We had a lot of fun watching both specials–they each made me miss their respective eras. Watching Capaldi interacting with Jenna Coleman again, or Matt Smith acting like a lunatic…it was just so much fun.
And there was lots more as well. We pushed forward on The Man in the High Castle, we started a new out-loud book (the prequel to The Mysterious Benedict Society), and we watched nearly the entirety of season three of Lost in Space. But not actually all of it, so I’ll wait to comment when I do.
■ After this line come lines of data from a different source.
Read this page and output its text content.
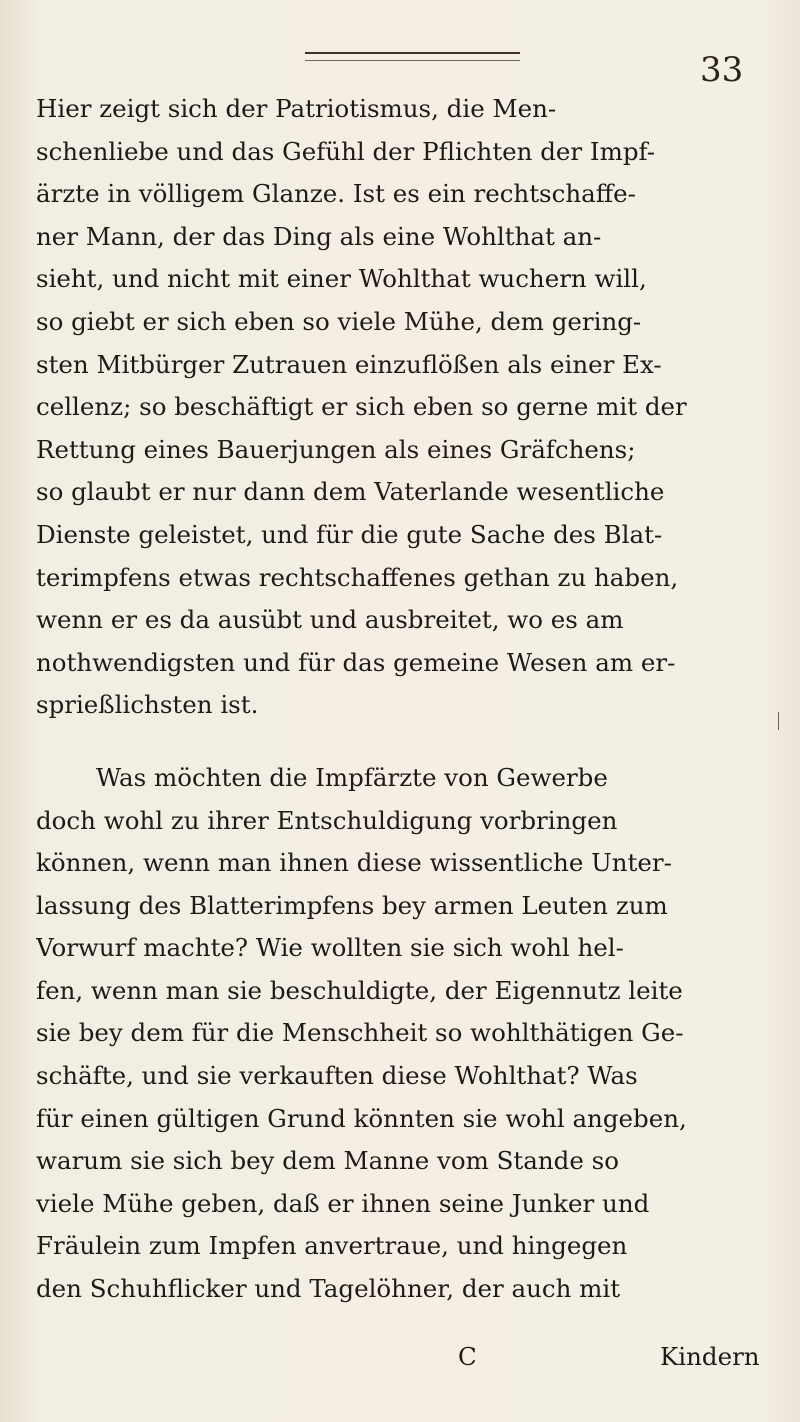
33
Hier zeigt sich der Patriotismus, die Men-
schenliebe und das Gefühl der Pflichten der Impf-
ärzte in völligem Glanze. Ist es ein rechtschaffe-
ner Mann, der das Ding als eine Wohlthat an-
sieht, und nicht mit einer Wohlthat wuchern will,
so giebt er sich eben so viele Mühe, dem gering-
sten Mitbürger Zutrauen einzuflößen als einer Ex-
cellenz; so beschäftigt er sich eben so gerne mit der
Rettung eines Bauerjungen als eines Gräfchens;
so glaubt er nur dann dem Vaterlande wesentliche
Dienste geleistet, und für die gute Sache des Blat-
terimpfens etwas rechtschaffenes gethan zu haben,
wenn er es da ausübt und ausbreitet, wo es am
nothwendigsten und für das gemeine Wesen am er-
sprießlichsten ist.
Was möchten die Impfärzte von Gewerbe
doch wohl zu ihrer Entschuldigung vorbringen
können, wenn man ihnen diese wissentliche Unter-
lassung des Blatterimpfens bey armen Leuten zum
Vorwurf machte? Wie wollten sie sich wohl hel-
fen, wenn man sie beschuldigte, der Eigennutz leite
sie bey dem für die Menschheit so wohlthätigen Ge-
schäfte, und sie verkauften diese Wohlthat? Was
für einen gültigen Grund könnten sie wohl angeben,
warum sie sich bey dem Manne vom Stande so
viele Mühe geben, daß er ihnen seine Junker und
Fräulein zum Impfen anvertraue, und hingegen
den Schuhflicker und Tagelöhner, der auch mit
C	Kindern
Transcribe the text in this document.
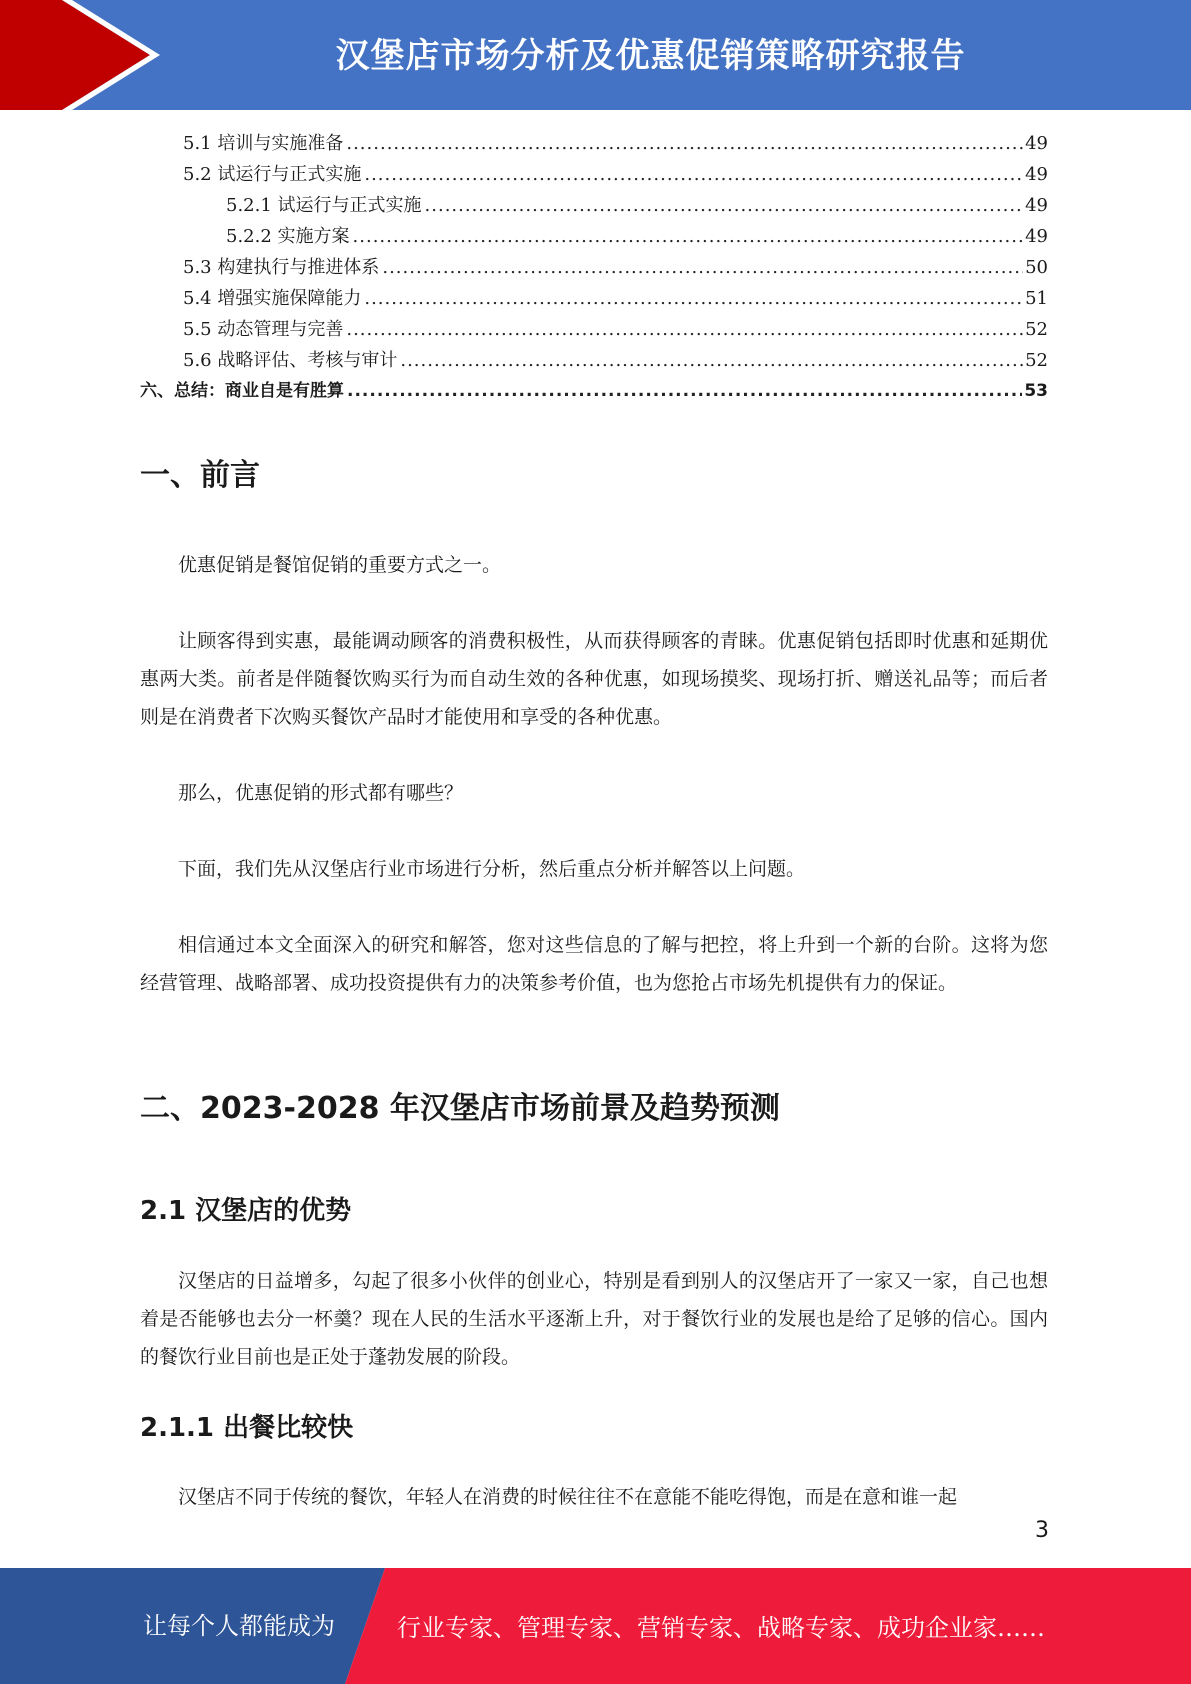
汉堡店市场分析及优惠促销策略研究报告
5.1 培训与实施准备 .....	49
5.2 试运行与正式实施 .....	49
5.2.1 试运行与正式实施 .....	49
5.2.2 实施方案 .....	49
5.3 构建执行与推进体系 .....	50
5.4 增强实施保障能力 .....	51
5.5 动态管理与完善 .....	52
5.6 战略评估、考核与审计 .....	52
六、总结：商业自是有胜算 .....	53
一、前言

优惠促销是餐馆促销的重要方式之一。

让顾客得到实惠，最能调动顾客的消费积极性，从而获得顾客的青睐。优惠促销包括即时优惠和延期优惠两大类。前者是伴随餐饮购买行为而自动生效的各种优惠，如现场摸奖、现场打折、赠送礼品等；而后者则是在消费者下次购买餐饮产品时才能使用和享受的各种优惠。

那么，优惠促销的形式都有哪些？

下面，我们先从汉堡店行业市场进行分析，然后重点分析并解答以上问题。

相信通过本文全面深入的研究和解答，您对这些信息的了解与把控，将上升到一个新的台阶。这将为您经营管理、战略部署、成功投资提供有力的决策参考价值，也为您抢占市场先机提供有力的保证。

二、2023-2028 年汉堡店市场前景及趋势预测
2.1 汉堡店的优势

汉堡店的日益增多，勾起了很多小伙伴的创业心，特别是看到别人的汉堡店开了一家又一家，自己也想着是否能够也去分一杯羹？现在人民的生活水平逐渐上升，对于餐饮行业的发展也是给了足够的信心。国内的餐饮行业目前也是正处于蓬勃发展的阶段。

2.1.1 出餐比较快

汉堡店不同于传统的餐饮，年轻人在消费的时候往往不在意能不能吃得饱，而是在意和谁一起

3
让每个人都能成为	行业专家、管理专家、营销专家、战略专家、成功企业家……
I also did a whole lot of film and media work–another interview with Sister Veronica, a bunch of editing on A Drop in the Bucket (a documentary about a place called Mount Margaret Mission), and some tidy-up work on my time-loop movie, Stuck.
All that and 10,000 steps per day (average). So it’s been a pretty full time.
Song of the Week
I have a playlist on my phone called “Ben’s Mix”, which is made up of 100-200 songs that I like which I shuffle between when I’m driving, etc. I was thinking about how with each of these songs there is a bit of a story about it, about what it makes me think of or why I like it. So I’m going to let my phone pick one randomly and then try to write up some comments on it while it plays.
The End by The Beatles
A great finishing song (nearly) from a great album, the last the Beatles recorded, Abbey Road (the second my randomizer has selected from this album). The brief lyrics are appropriately poetic (And in the end the love you take is equal to the love you make) but what I really like is the dueling guitar solos by George Harrison, John Lennon and Paul McCartney (the song’s composer), plus a rare drum solo by Ringo Starr.